I am unzipping a .zip file that has files inside that may have accents in their names. When pasting the files into the destination folder it changes the accented letter to a question mark (?), and under these conditions the file cannot be copied and the node fails. In a previous post (2021) it says that they have it on a ticket to fix this issue, but apparently it still persists.
Thank you very much. I appreciate the proposed solution, however, where I need to implement it they have a python restriction.

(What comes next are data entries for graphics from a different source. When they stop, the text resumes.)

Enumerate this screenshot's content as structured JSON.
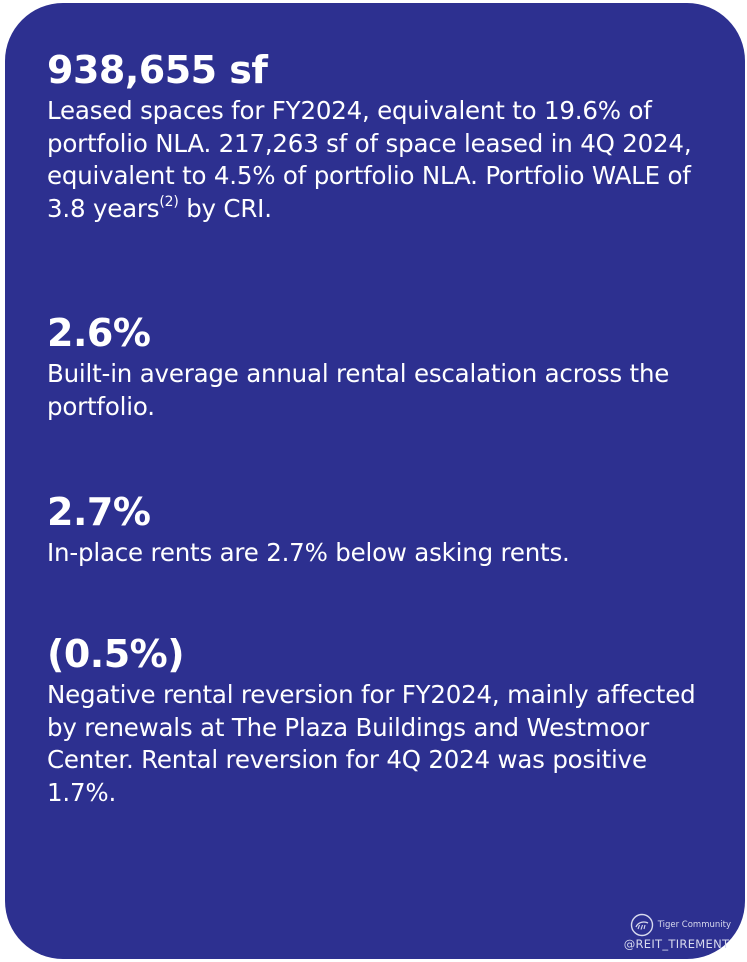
{
  "items": [
    {
      "metric": "938,655 sf",
      "desc_before": "Leased spaces for FY2024, equivalent to 19.6% of portfolio NLA. 217,263 sf of space leased in 4Q 2024, equivalent to 4.5% of portfolio NLA. Portfolio WALE of 3.8 years",
      "desc_sup": "(2)",
      "desc_after": " by CRI."
    },
    {
      "metric": "2.6%",
      "desc": "Built-in average annual rental escalation across the portfolio."
    },
    {
      "metric": "2.7%",
      "desc": "In-place rents are 2.7% below asking rents."
    },
    {
      "metric": "(0.5%)",
      "desc": "Negative rental reversion for  FY2024, mainly affected by renewals at The Plaza Buildings and Westmoor Center. Rental reversion for 4Q 2024 was positive 1.7%."
    }
  ],
  "watermark": {
    "brand": "Tiger Community",
    "handle": "@REIT_TIREMENT"
  },
  "colors": {
    "card_background": "#2d3090",
    "text": "#ffffff"
  }
}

Can you think of anything else?
Thanks
I’m using Windows. I’ve been traying to make the extraction with a java snippet but the available library to do it is the filesystem one, but has the same restriction so I think is the same the node uses. There is another one named Apache Commons Compress, but the package is not in the KNIME installation so I’m trying to know how to put it available.
Any other idea?
@mlauber71 is the same problem really. I use to have problems installing extensions with that client, so I usually have to solve everything with basic nodes.
The Apache Commons Compress library provides a functionality to decompress .zip files no matter what format the filenames are in. So, I downloaded the .jar library and added it from the Java Snippet Libraries tab, which enabled the use of the library in the node. Then I just did the code and it worked!!! I leave the code in case any of you find it useful!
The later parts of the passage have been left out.